None of the donor source lands in P0.7.1. The algorithm is a full rewrite; only the type enum and the ZERO_HASH genesis constant carry over verbatim.
§8. Parallel-wave collision check
Wave C dispatches four tasks in parallel:
| Task | Owner files | Collision with P0.7.1? |
|---|---|---|
| P0.2.3 two-phase startup | src/server.ts (edits) |
No — P0.7.1 does not touch server.ts. |
| P0.3.1 β state machine | src/domains/tasks/* |
No — sibling under src/domains/, disjoint directory. |
| P0.6.1 ε skill schema | src/domains/skills/* |
No — sibling under src/domains/, disjoint directory. |
| P0.7.1 (this task) | src/domains/trail/* + src/__tests__/trail-schema.test.ts |
n/a |
No shared edits.

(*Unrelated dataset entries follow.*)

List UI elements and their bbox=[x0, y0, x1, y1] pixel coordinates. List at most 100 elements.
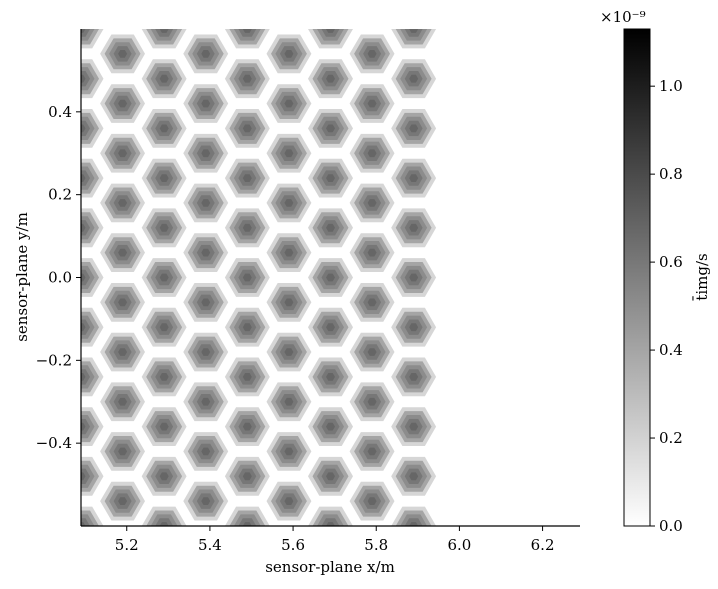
hex-cell bbox=[109, 0, 136, 16]
colorbar-tick-label: 0.0 bbox=[659, 517, 683, 535]
hex-cell bbox=[409, 422, 419, 431]
hex-cell bbox=[409, 29, 419, 33]
hex-cell bbox=[160, 572, 169, 580]
hex-cell bbox=[72, 568, 90, 583]
hex-cell bbox=[105, 0, 141, 20]
hex-cell bbox=[229, 560, 265, 589]
hex-cell bbox=[201, 199, 211, 207]
x-tick-label: 5.8 bbox=[364, 536, 388, 554]
hex-cell bbox=[59, 556, 104, 589]
hex-cell bbox=[242, 74, 252, 83]
hex-cell bbox=[284, 99, 294, 108]
hex-cell bbox=[400, 564, 427, 587]
hex-cell bbox=[367, 397, 377, 406]
colorbar-tick-label: 0.4 bbox=[659, 341, 683, 359]
hex-cell bbox=[81, 223, 86, 232]
hex-cell bbox=[409, 174, 419, 182]
hex-cell bbox=[159, 373, 169, 381]
hex-cell bbox=[81, 369, 90, 385]
hex-cell bbox=[238, 568, 256, 583]
hex-cell bbox=[326, 223, 335, 232]
x-ticks: 5.2 5.4 5.6 5.8 6.0 6.2 bbox=[115, 526, 555, 554]
hex-cell bbox=[201, 497, 211, 505]
hex-cell bbox=[284, 248, 294, 257]
hex-cell bbox=[118, 348, 128, 356]
hex-cell bbox=[118, 199, 128, 207]
hex-cell bbox=[118, 50, 128, 58]
hex-cell bbox=[201, 99, 211, 108]
hex-cell bbox=[367, 447, 377, 456]
hex-cell bbox=[409, 273, 419, 282]
hex-cell bbox=[409, 373, 419, 381]
hex-cell bbox=[159, 422, 169, 431]
hex-cell bbox=[81, 418, 90, 435]
y-tick-label: 0.0 bbox=[48, 269, 72, 287]
hex-cell bbox=[142, 556, 187, 589]
hex-cell bbox=[81, 422, 86, 431]
hex-cell bbox=[81, 74, 86, 83]
hex-cell bbox=[326, 472, 335, 481]
x-tick-label: 5.2 bbox=[115, 536, 139, 554]
hex-cell bbox=[201, 248, 211, 257]
y-axis-label: sensor-plane y/m bbox=[13, 212, 31, 342]
hex-cell bbox=[63, 560, 99, 589]
hex-cell bbox=[284, 348, 294, 356]
hex-cell bbox=[326, 273, 335, 282]
hex-cell bbox=[326, 124, 335, 133]
hex-cell bbox=[242, 522, 252, 526]
hex-cell bbox=[81, 29, 86, 33]
hex-cell bbox=[280, 0, 298, 12]
hex-cell bbox=[81, 124, 86, 133]
colorbar-tick-label: 0.6 bbox=[659, 253, 683, 271]
hex-cell bbox=[201, 447, 211, 456]
hex-cell bbox=[151, 564, 178, 587]
hex-cell bbox=[367, 248, 377, 257]
hex-cell bbox=[409, 223, 419, 232]
hex-cell bbox=[409, 572, 418, 580]
hex-cell bbox=[396, 560, 432, 589]
hex-cell bbox=[188, 0, 224, 20]
hex-cell bbox=[242, 273, 252, 282]
hex-cell bbox=[409, 472, 419, 481]
hex-cell bbox=[367, 348, 377, 356]
hex-cell bbox=[242, 29, 252, 33]
colorbar-exponent: ×10⁻⁹ bbox=[600, 8, 646, 26]
hex-cell bbox=[81, 472, 86, 481]
hex-cell bbox=[159, 273, 169, 282]
hex-cell bbox=[242, 373, 252, 381]
x-tick-label: 6.2 bbox=[531, 536, 555, 554]
hex-cell bbox=[350, 0, 395, 24]
hex-cell bbox=[367, 99, 377, 108]
colorbar-tick-label: 0.8 bbox=[659, 165, 683, 183]
hex-cell bbox=[118, 99, 128, 108]
hex-cell bbox=[242, 472, 252, 481]
y-tick-label: −0.4 bbox=[36, 434, 72, 452]
hex-cell bbox=[159, 522, 169, 526]
hex-cell bbox=[118, 149, 128, 158]
hex-cell bbox=[155, 568, 173, 583]
hex-cell bbox=[159, 124, 169, 133]
hex-cell bbox=[284, 199, 294, 207]
hex-cell bbox=[284, 397, 294, 406]
hex-cell bbox=[284, 298, 294, 307]
hex-cell bbox=[159, 323, 169, 332]
colorbar-tick-label: 0.2 bbox=[659, 429, 683, 447]
hex-cell bbox=[354, 0, 390, 20]
hex-cell bbox=[118, 447, 128, 456]
hex-cell bbox=[367, 50, 377, 58]
hex-cell bbox=[405, 568, 423, 583]
hex-cell bbox=[284, 149, 294, 158]
hex-cell bbox=[242, 323, 252, 332]
hex-cell bbox=[363, 0, 381, 12]
y-tick-label: 0.2 bbox=[48, 186, 72, 204]
hex-cell bbox=[118, 298, 128, 307]
hex-cell bbox=[118, 0, 127, 8]
colorbar bbox=[623, 28, 651, 527]
hex-cell bbox=[234, 564, 261, 587]
hex-cell bbox=[284, 497, 294, 505]
hex-cell bbox=[118, 248, 128, 257]
hex-cell bbox=[326, 174, 335, 182]
hex-cell bbox=[271, 0, 307, 20]
y-tick-label: 0.4 bbox=[48, 103, 72, 121]
colorbar-tick-label: 1.0 bbox=[659, 77, 683, 95]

The src/domains/ parent directory must exist (any of P0.3.1/P0.6.1/P0.7.1 may create it — mkdir -p is idempotent; no merge conflict risk given git tracks files not directories).
Shared infra files the dispatch prompt explicitly forbids this task from touching:
src/server.ts,src/db/*,src/config.ts,src/modes.ts— confirmed not modified.package.json,jest.config.ts,tsconfig.json— no new deps, no config changes; confirmed not modified.src/domains/tasks/*,src/domains/skills/*— confirmed not touched.
§9. Baseline verification
$ git rev-parse HEAD
3ebbe419 (P0.2.2 SQLite init merged as PR #122)
$ git log -1 --format=%s
feat(p0-2-2): SQLite init — better-sqlite3 WAL+FK + PRAGMA user_version migrations (#122)
$ node --version
v20.x (from CI matrix — P0.1.3 established Node 20 floor)

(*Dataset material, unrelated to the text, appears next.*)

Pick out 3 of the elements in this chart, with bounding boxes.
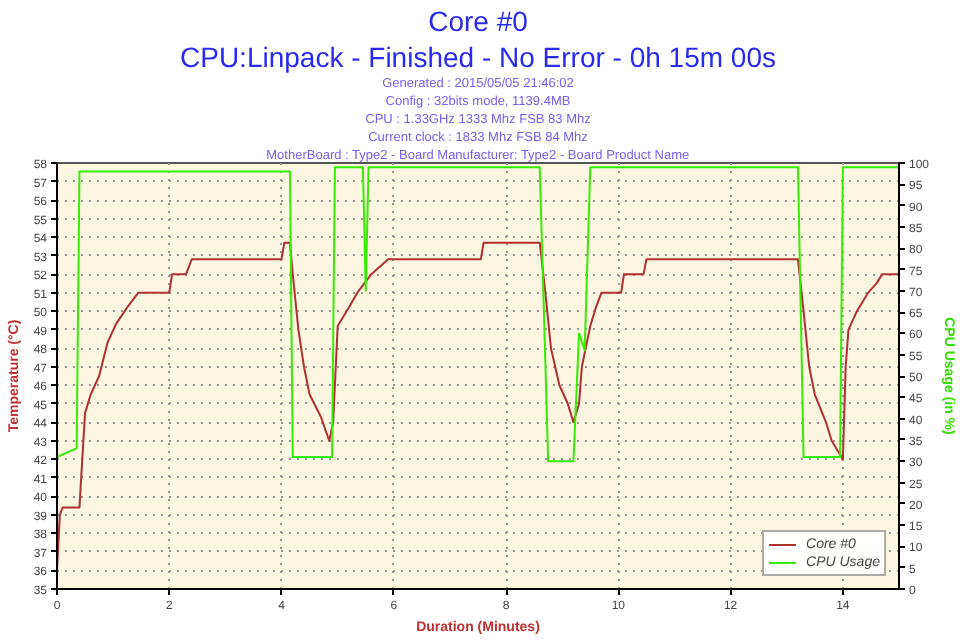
chart-subtitle: CPU:Linpack - Finished - No Error - 0h 15m 00s (180, 41, 776, 73)
line-series (57, 166, 899, 463)
chart-title: Core #0 (428, 5, 529, 37)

$ cat package.json | grep -E "zod|better-sqlite3"
"better-sqlite3": "^11.5.0",
"zod": "^3.23.8",
All prerequisites from the dependency chain (P0.1.1 scaffolding, P0.1.2 Jest ESM, P0.1.4 config, P0.2.2 SQLite init) are present at HEAD. zod@^3.23.8 is available; node:crypto is a Node built-in (no package dependency).

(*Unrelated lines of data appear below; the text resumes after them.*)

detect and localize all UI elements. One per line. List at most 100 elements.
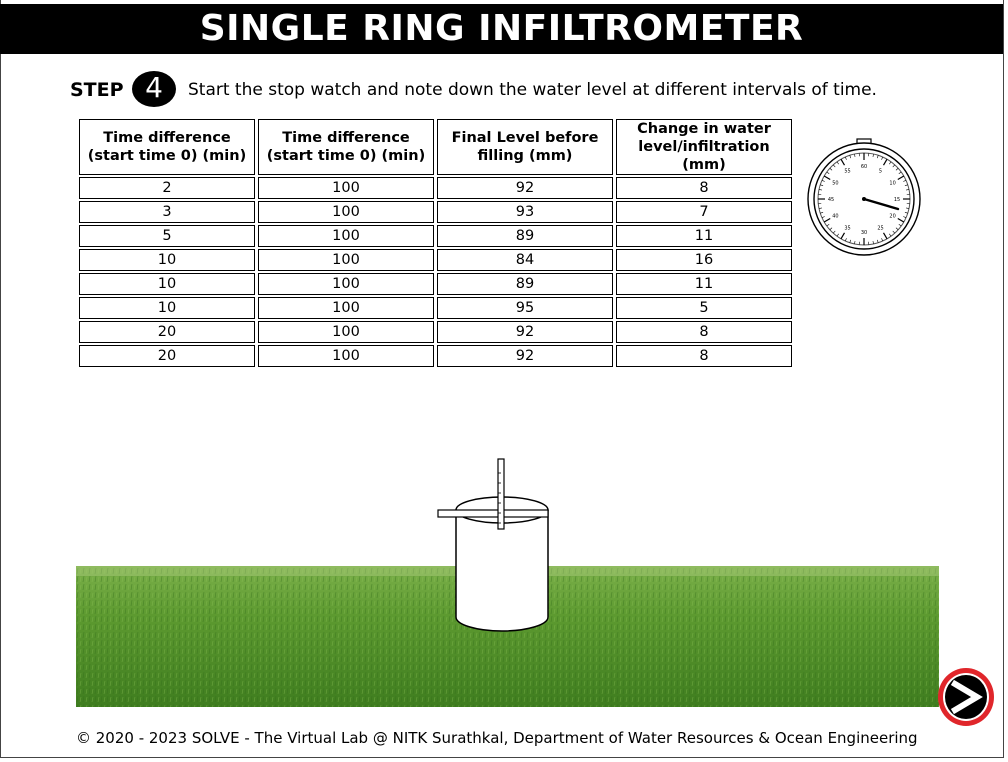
table-cell: 5 [79, 225, 255, 247]
table-cell: 100 [258, 225, 434, 247]
header-line: Final Level before [451, 130, 599, 146]
stopwatch-dial-label: 50 [832, 181, 838, 187]
stopwatch-tick [832, 164, 836, 168]
stopwatch-tick [898, 171, 902, 174]
stopwatch-tick [820, 212, 824, 214]
table-cell: 20 [79, 345, 255, 367]
table-cell: 8 [616, 345, 792, 367]
next-arrow-icon [950, 679, 983, 715]
stopwatch-tick [821, 216, 825, 218]
stopwatch-tick [892, 230, 896, 234]
table-cell: 20 [79, 321, 255, 343]
stopwatch-tick [895, 227, 899, 231]
stopwatch-tick [872, 240, 874, 245]
table-row: 2 100 92 8 [79, 177, 792, 199]
stopwatch-tick [904, 212, 908, 214]
stopwatch-icon[interactable]: 60 5 10 15 20 25 30 35 40 45 50 55 [805, 138, 925, 256]
page-title: SINGLE RING INFILTROMETER [0, 4, 1003, 54]
next-button-inner [943, 673, 989, 721]
table-cell: 11 [616, 273, 792, 295]
table-cell: 93 [437, 201, 613, 223]
stopwatch-tick [818, 189, 823, 191]
table-cell: 2 [79, 177, 255, 199]
header-line: Time difference [103, 130, 231, 146]
stopwatch-tick [836, 161, 839, 165]
stopwatch-tick [889, 233, 892, 237]
table-cell: 7 [616, 201, 792, 223]
header-line: (mm) [682, 157, 726, 173]
stopwatch-tick [818, 207, 823, 209]
stopwatch-tick [892, 164, 896, 168]
column-header-final-level: Final Level before filling (mm) [437, 119, 613, 175]
footer-copyright: © 2020 - 2023 SOLVE - The Virtual Lab @ … [76, 729, 918, 747]
stopwatch-dial-labels: 60 5 10 15 20 25 30 35 40 45 50 55 [828, 164, 900, 236]
table-cell: 100 [258, 321, 434, 343]
stopwatch-tick [905, 189, 910, 191]
stopwatch-tick [823, 175, 831, 181]
stopwatch-dial-label: 10 [889, 181, 895, 187]
table-cell: 100 [258, 297, 434, 319]
stopwatch-tick [881, 238, 883, 242]
table-row: 10 100 89 11 [79, 273, 792, 295]
header-line: Time difference [282, 130, 410, 146]
stopwatch-tick [820, 184, 824, 186]
table-row: 3 100 93 7 [79, 201, 792, 223]
stopwatch-tick [897, 175, 905, 181]
table-row: 20 100 92 8 [79, 345, 792, 367]
table-cell: 84 [437, 249, 613, 271]
table-cell: 89 [437, 225, 613, 247]
table-header-row: Time difference (start time 0) (min) Tim… [79, 119, 792, 175]
stopwatch-tick [840, 158, 846, 166]
stopwatch-tick [823, 217, 831, 223]
stopwatch-dial-label: 5 [879, 168, 882, 174]
stopwatch-tick [877, 155, 879, 159]
table-cell: 92 [437, 177, 613, 199]
table-row: 10 100 84 16 [79, 249, 792, 271]
table-cell: 100 [258, 177, 434, 199]
stopwatch-tick [840, 232, 846, 240]
stopwatch-tick [849, 155, 851, 159]
header-line: Change in water [637, 121, 771, 137]
table-cell: 10 [79, 273, 255, 295]
table-cell: 3 [79, 201, 255, 223]
table-cell: 92 [437, 345, 613, 367]
table-cell: 92 [437, 321, 613, 343]
stopwatch-tick [836, 233, 839, 237]
stopwatch-tick [849, 239, 851, 243]
step-label: STEP [70, 79, 124, 101]
stopwatch-dial-label: 15 [894, 197, 900, 203]
stopwatch-tick [821, 180, 825, 182]
stopwatch-tick [897, 217, 905, 223]
table-cell: 95 [437, 297, 613, 319]
stopwatch-tick [882, 158, 888, 166]
table-cell: 16 [616, 249, 792, 271]
step-instruction: Start the stop watch and note down the w… [188, 80, 877, 100]
table-cell: 11 [616, 225, 792, 247]
stopwatch-dial-label: 55 [844, 168, 850, 174]
table-cell: 8 [616, 177, 792, 199]
stopwatch-dial-label: 60 [861, 164, 867, 170]
column-header-change-in-level: Change in water level/infiltration (mm) [616, 119, 792, 175]
table-cell: 100 [258, 273, 434, 295]
stopwatch-tick [905, 207, 910, 209]
stopwatch-tick [854, 240, 856, 245]
step-number-badge: 4 [132, 71, 176, 107]
stopwatch-tick [889, 161, 892, 165]
header-line: (start time 0) (min) [87, 148, 247, 164]
stopwatch-tick [903, 216, 907, 218]
stopwatch-tick [845, 238, 847, 242]
stopwatch-ticks [818, 153, 910, 245]
next-button[interactable] [938, 668, 994, 726]
reference-bar [437, 509, 549, 518]
header-line: (start time 0) (min) [266, 148, 426, 164]
table-row: 20 100 92 8 [79, 321, 792, 343]
stopwatch-hand [862, 197, 900, 211]
stopwatch-tick [872, 153, 874, 158]
stopwatch-tick [903, 180, 907, 182]
column-header-time-difference-1: Time difference (start time 0) (min) [79, 119, 255, 175]
stopwatch-dial-label: 45 [828, 197, 834, 203]
table-cell: 100 [258, 345, 434, 367]
header-line: level/infiltration [638, 139, 770, 155]
column-header-time-difference-2: Time difference (start time 0) (min) [258, 119, 434, 175]
header-line: filling (mm) [477, 148, 573, 164]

§10. Exit criteria for Step 1
- All target files catalogued as absent in §1.
- Adjacent integration surfaces documented in §2.
- Spec vs packet deviation resolved in §3 (one: test file location).
- Hash-input subset rationale captured in §4.
- Canonical-JSON algorithm + test edge cases captured in §5.
- Acceptance criteria mapped to test paths in §6.
- Donor genealogy acknowledged as reference-only in §7.
- Parallel-wave collision check completed in §8.
- Baseline commit + toolchain verified in §9.
Ready to proceed to Step 2 (contract).